Seth grabbed her hand. His touch spread warmth through her body.
“It wasn’t Gwyneth, so don’t worry about something that didn’t happen. There’s lots else to worry about anyway. If it wasn’t a werewolf that tore open Branson’s throat, then what was it?”
Rylie couldn’t answer that. She wasn’t sure she even wanted to know.
They rode back to the ranch without talking. Once the adrenaline faded, she was comfortable. A little too comfortable to stay awake, in fact. Rylie’s eyes soon fell shut and she slid onto Seth’s shoulder, dozing under the rumbling engine sounds.
She couldn’t fall completely asleep despite her exhaustion. The memory of smells and sensations from her night as a wolf flitted through her mind. Rylie never remembered anything of the change. The more she tried to recall details, the more they slipped away. But it haunted her like a nightmare she couldn’t escape.
Seth parked by Gwyn’s barn and let the truck idle. “Wait here for a few minutes.”
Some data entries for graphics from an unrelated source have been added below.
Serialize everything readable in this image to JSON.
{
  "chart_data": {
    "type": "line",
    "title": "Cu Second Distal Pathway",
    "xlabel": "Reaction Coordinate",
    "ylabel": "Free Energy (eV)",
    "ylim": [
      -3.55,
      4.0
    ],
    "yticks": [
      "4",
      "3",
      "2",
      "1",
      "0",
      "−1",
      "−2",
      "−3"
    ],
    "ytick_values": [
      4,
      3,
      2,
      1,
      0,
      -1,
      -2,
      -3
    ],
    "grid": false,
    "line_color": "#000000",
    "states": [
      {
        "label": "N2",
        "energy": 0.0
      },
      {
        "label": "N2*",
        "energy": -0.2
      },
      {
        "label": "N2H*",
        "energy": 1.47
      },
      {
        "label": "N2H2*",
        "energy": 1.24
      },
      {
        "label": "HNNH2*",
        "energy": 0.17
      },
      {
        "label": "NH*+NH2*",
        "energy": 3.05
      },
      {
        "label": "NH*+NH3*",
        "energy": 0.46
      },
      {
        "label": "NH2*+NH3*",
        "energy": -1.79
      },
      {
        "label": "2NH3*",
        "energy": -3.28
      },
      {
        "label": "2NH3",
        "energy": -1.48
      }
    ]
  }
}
He got out. Rylie tried to relax while he did a couple chores around the ranch. Gwyn would already be awake, so she would assume an empty house meant they were out working, and she would be suspicious if they went to breakfast with nothing done.
As light crept over the fields and burned away the haze of early morning, she could make out Isaiah Branson’s fence. Rylie didn’t want to think of what would happen to his farm now that he was dead.
Seth fed the animals and shoveled the paths. Once he was done, he came back to the truck. “Let’s go inside, Rylie. I can smell breakfast.”
He half-carried her up the hill to her aunt’s house. After a long night running on all fours, her muscles felt like jelly. But that wasn’t really why she hung off him. She could have lived her entire life with his arm around her body. Seth was all leather and gunpowder, but he spent enough time around the ranch to pick up its familiar scents, and pressing her face into his shoulder was like smelling home.